— Ты на него тогда сильно разозлился?
— На него? — Павел слегка опешил от её вопроса, окунулся в сочувствие, которое как солнечный лучик пробило серую пасмурность Марусиных глаз. — Нет, не на него. Я на себя разозлился. Потому что, как дурак, увидел то, что видеть был не должен. Ну я почему-то тогда так думал.
Он отвёл взгляд. Уставился на свои руки. Теперь, когда он уже не обнимал Марусю, Павел не знал, куда их девать — опустил тяжело себе на колени, разглядывал глубокую царапину на большом пальце, вчера порезался, когда лазал на деаэраторную этажерку.
— Может, будь у меня с матерью близкие отношения, — продолжил он. — Я бы и злился на отца, обвинял его, а так… Я больше боялся, что отец уйдёт, а меня с матерью оставит. А ведь так и вышло, что он ушёл. Только не к маме твоей, а насовсем. Туда, откуда уже не возвращаются…
— Ты что! Никуда бы он от тебя не ушёл, — с жаром перебила его Маруся. — Он бы ни за что и никогда тебя не оставил! Никогда! Мама рассказывала, что он ждал, когда тебе семнадцать исполнится, когда ты школу закончишь. Чтобы уже мог сам выбирать. Ему просто чуть-чуть не хватило, совсем чуть-чуть… Мама всегда говорила, что отец очень тебя любил, а я… я злилась. Называла тебя «дурацкий Пашка».
— Какой Пашка?
— Дурацкий, ну… — она смутилась.
— Дурацкий, значит, — протянул он. — Не только дундук, но ещё и дурацкий Пашка. Ну, наверно, так оно и есть.
Он поглядел на неё. Было забавно видеть её растерянность и неловкость. Круглое Марусино лицо покраснело, она нервно кусала нижнюю губу, и, наверно, подыскивала слова и не находила. Куда и делись колкие шпильки и язвительные насмешки, Марусю словно подменили. Она почувствовала, что он на неё смотрит, повернулась, увидела его улыбку — а он уже не мог не улыбаться — и растерялась ещё больше.
— Ты чего?
— Ничего, просто… Знаешь, когда меня мать таскала к бабке, к Ставицким, в этот их пронафталиненный аристократический склеп, от меня же там все нос воротили. Называли: «эта савельевская физиономия».
— Сами они… физиономии! — рассердилась Маруся.
— Вот-вот, — глядя на возмущённое, детское Марусино лицо, Павел почувствовал, что сейчас рассмеётся. — Это они просто настоящей савельевской физиономии не видели.
— В смысле?
— В смысле, Марусь, что ты так на него похожа. На отца. Особенно, когда злишься и сердишься.
Павел увидел, что она его не совсем понимает, и поспешил объяснить.
— У меня была отцовская фотография, где ему лет восемнадцать или девятнадцать. В общем, он на ней пацан совсем. Отец рассказывал, что его тогда сфотографировал Игнат Ледовской, командир, который даже больше чем командир ему был. Скорее уж, как брат старший. Так вот, отец говорил, что уж очень ему хотелось на той фотографии взрослым выглядеть, и он старался, брови сдвинул, губы сжал. А Динка, это жена Игната Ледовского, она немногим старше отца была, и они — отец рассказывал — цапались постоянно, эта Динка стала его смешить. Рожи корчила. А отец крепился, чтобы не рассмеяться и злился на Динку. И в итоге он на той фотографии получился сердитый и смешной…

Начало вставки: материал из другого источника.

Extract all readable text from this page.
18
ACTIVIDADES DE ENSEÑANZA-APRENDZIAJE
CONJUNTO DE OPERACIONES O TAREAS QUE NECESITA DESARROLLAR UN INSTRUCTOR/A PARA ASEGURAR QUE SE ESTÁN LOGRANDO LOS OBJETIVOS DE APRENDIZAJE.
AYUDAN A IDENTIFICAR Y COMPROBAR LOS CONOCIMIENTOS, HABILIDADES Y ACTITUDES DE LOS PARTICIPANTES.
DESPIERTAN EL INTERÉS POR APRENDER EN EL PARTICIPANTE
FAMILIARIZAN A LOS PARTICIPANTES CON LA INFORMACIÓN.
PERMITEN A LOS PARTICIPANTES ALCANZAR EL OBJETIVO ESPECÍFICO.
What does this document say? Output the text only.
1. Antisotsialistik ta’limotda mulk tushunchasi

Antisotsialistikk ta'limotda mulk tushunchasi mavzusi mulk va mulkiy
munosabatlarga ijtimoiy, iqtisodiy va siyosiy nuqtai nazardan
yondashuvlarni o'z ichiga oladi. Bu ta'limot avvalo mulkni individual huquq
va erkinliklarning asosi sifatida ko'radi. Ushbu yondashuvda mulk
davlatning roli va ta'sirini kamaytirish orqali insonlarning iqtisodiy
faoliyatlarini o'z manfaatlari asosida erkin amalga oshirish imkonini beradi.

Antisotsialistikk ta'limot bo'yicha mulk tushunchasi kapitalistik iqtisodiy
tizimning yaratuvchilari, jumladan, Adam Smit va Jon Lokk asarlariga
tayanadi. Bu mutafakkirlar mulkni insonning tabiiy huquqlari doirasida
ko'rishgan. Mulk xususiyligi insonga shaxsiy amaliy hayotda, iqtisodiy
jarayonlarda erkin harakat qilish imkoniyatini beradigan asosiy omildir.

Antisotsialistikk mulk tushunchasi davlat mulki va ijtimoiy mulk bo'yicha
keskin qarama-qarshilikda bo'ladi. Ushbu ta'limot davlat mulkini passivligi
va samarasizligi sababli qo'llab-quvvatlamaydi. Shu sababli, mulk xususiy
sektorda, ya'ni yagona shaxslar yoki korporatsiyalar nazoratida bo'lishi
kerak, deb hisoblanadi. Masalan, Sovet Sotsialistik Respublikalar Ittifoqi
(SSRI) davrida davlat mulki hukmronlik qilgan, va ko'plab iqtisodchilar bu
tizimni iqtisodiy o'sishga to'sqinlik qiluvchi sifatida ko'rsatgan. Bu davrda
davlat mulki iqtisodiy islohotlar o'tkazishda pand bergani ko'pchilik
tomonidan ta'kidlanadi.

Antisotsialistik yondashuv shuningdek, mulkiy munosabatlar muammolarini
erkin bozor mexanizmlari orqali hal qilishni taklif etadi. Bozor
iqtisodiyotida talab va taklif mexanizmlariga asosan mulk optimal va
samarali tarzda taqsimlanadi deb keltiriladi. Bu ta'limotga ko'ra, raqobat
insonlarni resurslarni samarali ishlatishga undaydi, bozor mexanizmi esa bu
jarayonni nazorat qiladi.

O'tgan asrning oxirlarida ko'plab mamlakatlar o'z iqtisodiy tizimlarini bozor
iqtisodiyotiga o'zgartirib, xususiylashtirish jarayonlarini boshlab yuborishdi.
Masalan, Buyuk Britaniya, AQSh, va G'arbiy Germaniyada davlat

Павел говорил, а Маруся слушала. Её лицо разгладилось, а серые глаза — отцовские глаза — наполнились нежностью и зажглись детским восторгом. И ему уже не казалось, что она появилась в его жизни только для того, чтобы ещё больше её усложнить. Рядом с ним сидел близкий и родной человек, и эта история про фотографию, про Игната Ледовского, про смешливую, голенастую Динку и про вихрастого мальчишку Гришу, история, которую Павел никогда и никому не рассказывал, ни Борьке, ни Анне, ни Лизе, которую хранил исключительно для себя, как великую драгоценность, стала вдруг историей на двоих. Потому что Маруся была именно той, с кем эту драгоценность можно и нужно было разделить, потому что это была и
— А сейчас где эта фотография? — тихо спросила Маруся. — Она… сохранилась, ведь да?
— Нет.
В её серых глазах колыхнулось недоумение.
— Моя мать всё выкинула. Все его вещи. И фотографию эту. Почти сразу после похорон.